民主党の造反国会議員 で、何がしたいの?

 民主党の国会議員16人が、民主党会派からの離脱を表明。予算案に反対する可能性もあるという。党の運営や予算案に不満があるのは分かるが、不満をぶつけることは別のところでやってくれ、と言いたい。今の時期は、予算案をどう成立させるかを考えるべきで、予算が通らないことには地方自治体の予算だってままならない。国民の生活を第一に考えれば、今のこの時期にやってはならないことだ。造反して、国民の生活が具体的に何がどうよくなるのか。

 今回のことは、子どもが自分にかまってくれないから親を困られてやろうとプチ家出をしているような印象を受けた。会社だって同じこと。組織に所属している以上、自分の思いが全てかなうわけではない。自分の思うようにできなから仕事はしないぞ、会社にいないで近所の喫茶店にいるけど給料は頂戴、身分も保証してねと言っているようなものだ。大人がする行動ではない。

『民主党に吹いた追い風に乗って比例代表名簿順位の下位にいながら当選した「棚ぼた組」と呼ばれる議員ばかり。知名度アップや実績をつくる機会も与えられないまま、ハシゴを外されてたまらない。数の『力』を最大限に発揮できるのは今しかないと思うのは当然だろう』(JCAST テレビウオッチより)という理由で、いま刃向かえば再選の目もあるかもというのが本音だろうか。小沢元代表に忠誠を尽くすことに批判はしないが、誰のために政治をしているのか、する気があるのかを聞きたい。

 それにしても、政局と自分の保身ばかりが最近の国政だ。今回の造反を自ら仕掛けたと公言する元国会議員まで出てくる始末。そういう話は自慢するのではなく、棺おけの中にもっていくものだ。あまりの低レベルに唖然としてしまう。

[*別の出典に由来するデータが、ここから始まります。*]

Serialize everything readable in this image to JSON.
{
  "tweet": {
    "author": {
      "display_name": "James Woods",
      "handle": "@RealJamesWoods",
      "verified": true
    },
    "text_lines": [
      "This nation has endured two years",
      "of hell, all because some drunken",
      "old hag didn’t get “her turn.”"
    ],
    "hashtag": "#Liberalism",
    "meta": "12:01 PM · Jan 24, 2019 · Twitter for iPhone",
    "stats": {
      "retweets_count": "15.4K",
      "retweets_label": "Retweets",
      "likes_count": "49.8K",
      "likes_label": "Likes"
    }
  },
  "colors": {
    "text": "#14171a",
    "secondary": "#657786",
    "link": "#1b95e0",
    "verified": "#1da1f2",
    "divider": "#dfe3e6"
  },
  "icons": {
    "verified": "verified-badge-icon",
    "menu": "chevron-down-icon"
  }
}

 年度末の解散も現実味を帯びてきた。今の時期に解散することは国民生活を犠牲にする。それを分かっていて解散するのは勝手だが、その前に何を問う解散なのか。何が具体的にどのように良くなるのかを示すべきだ。解散したら自らの政党に有利だから、利権を取り戻せるからと言っているように思えてならない。今の日本はそんなことは二の次ではないのか。

 地方議会・議員は不要との批判は多いが、国会議員のほうが要らない、多過ぎとも思うのは私だけだろうか。